July 30, 2009 - Posted by | 2009 | , ,


  1. “Let us deal with it all at once”

    As long as we understand that the 2003 list is not exhaustive–it would have been very easy for steroid users who knew what they were doing to test clean (see Radomski’s book)…

    … and as long as we keep in mind that there are still drugs in the sport, given the range of PEDs (most notably HGH) for which we don’t have urine tests. (Until the players’ union sanctions split-sample blood tests, this is all a little silly.)

    Because of these two issues, as well as the fact that every player taking the 2003 test was assured it was confidential, I’ve been of the opinion that the list should not be released. The risk of folks who don’t really get it thinking that every user had been identified and that the sport was now clean was more than I wanted to take. But I’m starting to think that rather than have something come out every couple of months, we might as well get it over with in a controlled fashion.

    Comment by KellyO | July 30, 2009 | Reply

  2. Nomar’s interview was pretty amazing. Haven’t heard him talk that much…EVER.

    You have to admire how Papi’s handling this. There’s a reason we love him.

    Comment by becks | July 30, 2009 | Reply

  3. I think my want for the release of the list is starting to have more to do with preventing these sneak attacks. Not to ostracize the guys on the list.

    If anyone believes only 104 people in MLB used PEDs…well, then I don’t know what to say about that.

    I haven’t heard Nomar’s interview yet…I look forward to it.

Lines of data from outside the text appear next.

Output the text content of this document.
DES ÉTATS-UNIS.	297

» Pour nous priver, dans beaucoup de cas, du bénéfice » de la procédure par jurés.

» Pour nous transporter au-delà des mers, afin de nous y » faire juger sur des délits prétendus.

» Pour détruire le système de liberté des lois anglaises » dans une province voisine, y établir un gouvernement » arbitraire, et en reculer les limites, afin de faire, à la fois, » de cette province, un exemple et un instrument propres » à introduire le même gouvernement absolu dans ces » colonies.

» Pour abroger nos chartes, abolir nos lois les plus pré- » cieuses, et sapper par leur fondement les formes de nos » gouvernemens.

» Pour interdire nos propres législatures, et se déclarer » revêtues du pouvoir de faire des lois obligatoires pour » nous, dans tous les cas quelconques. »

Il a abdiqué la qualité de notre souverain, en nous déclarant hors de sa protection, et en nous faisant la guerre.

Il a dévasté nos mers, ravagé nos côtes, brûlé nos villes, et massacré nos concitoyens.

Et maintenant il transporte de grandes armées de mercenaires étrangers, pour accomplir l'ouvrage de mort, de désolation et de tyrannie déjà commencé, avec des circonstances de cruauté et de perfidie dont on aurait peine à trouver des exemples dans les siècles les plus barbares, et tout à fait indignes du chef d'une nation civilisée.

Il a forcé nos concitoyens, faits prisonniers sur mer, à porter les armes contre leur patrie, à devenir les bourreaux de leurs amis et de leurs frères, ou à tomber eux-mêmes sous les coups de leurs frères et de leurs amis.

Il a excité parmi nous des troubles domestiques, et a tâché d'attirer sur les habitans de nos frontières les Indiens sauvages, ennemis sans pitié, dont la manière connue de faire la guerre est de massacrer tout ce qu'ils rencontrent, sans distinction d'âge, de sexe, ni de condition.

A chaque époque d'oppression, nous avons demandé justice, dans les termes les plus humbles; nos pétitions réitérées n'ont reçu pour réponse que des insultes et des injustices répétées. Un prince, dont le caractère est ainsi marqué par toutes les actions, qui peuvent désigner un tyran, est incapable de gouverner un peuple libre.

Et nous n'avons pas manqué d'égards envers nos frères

    Comment by Cyn | July 30, 2009 | Reply

  4. How is he handling this any different from any of the others? He was surprised to learn that he was on the list and doesn’t know what he was caught using. He’s apologized and is going to look into it. We’ve heard that from many other players before

    He has repeatedly and publicly denied using PED’s and called for more testing and stricter penalties for those who are caught. Just like A-Rod, and others like him, you can’t publicly deny it, then put the genie back in the bottle when the truth comes out.

    What’s so admirable? Admitting a mistake after you’ve been caught?

    Comment by Walter | July 30, 2009 | Reply

  5. Let’s wait, let Papi look into the situation, and have his say, before we judge. Papi deserves that from us.

    Giant hugs to Nomar. I do think that the way the testing was done (telling the players it was anonymous, when it was not), was completely unfair, and they should look at their own union for that.

    Torri Hunter-shut up.

    Cyn, glad you are looking after your own happiness.

    Comment by Dewey | July 30, 2009 | Reply

  6. Talking about how unfair the testing was is a red herring-reminds me of how everybody jumped on Jose Canseco when he came out with Juiced. Nobody liked what he had to say, so they jumped on the messenger-even though he has been proven right most of the time. In this case, the 2003 testing program is the messenger. I suspect it’s the fact that you don’t like what it tells you more than any concern you have over the leak. If it hadn’t been leaked, you would never know, but that doesn’t mean it didn’t happen.

    David Ortiz took some kind of PED. Just because we found out from a report that should not have been made public doesn’t change that or somehow make him more virtuous than any of the other guys who juiced.

    Comment by Lou Dyer Jones | July 30, 2009 | Reply

  7. “I’m not happy with a couple of whispers slipped to the New York Times potentially destroying a man’s reputation.”

    Remember, ARod only admitted after his name from that same report was leaked. If you believed it when he was outed earlier this year, *before* he confirmed it, than you are a bit of a hypocrite.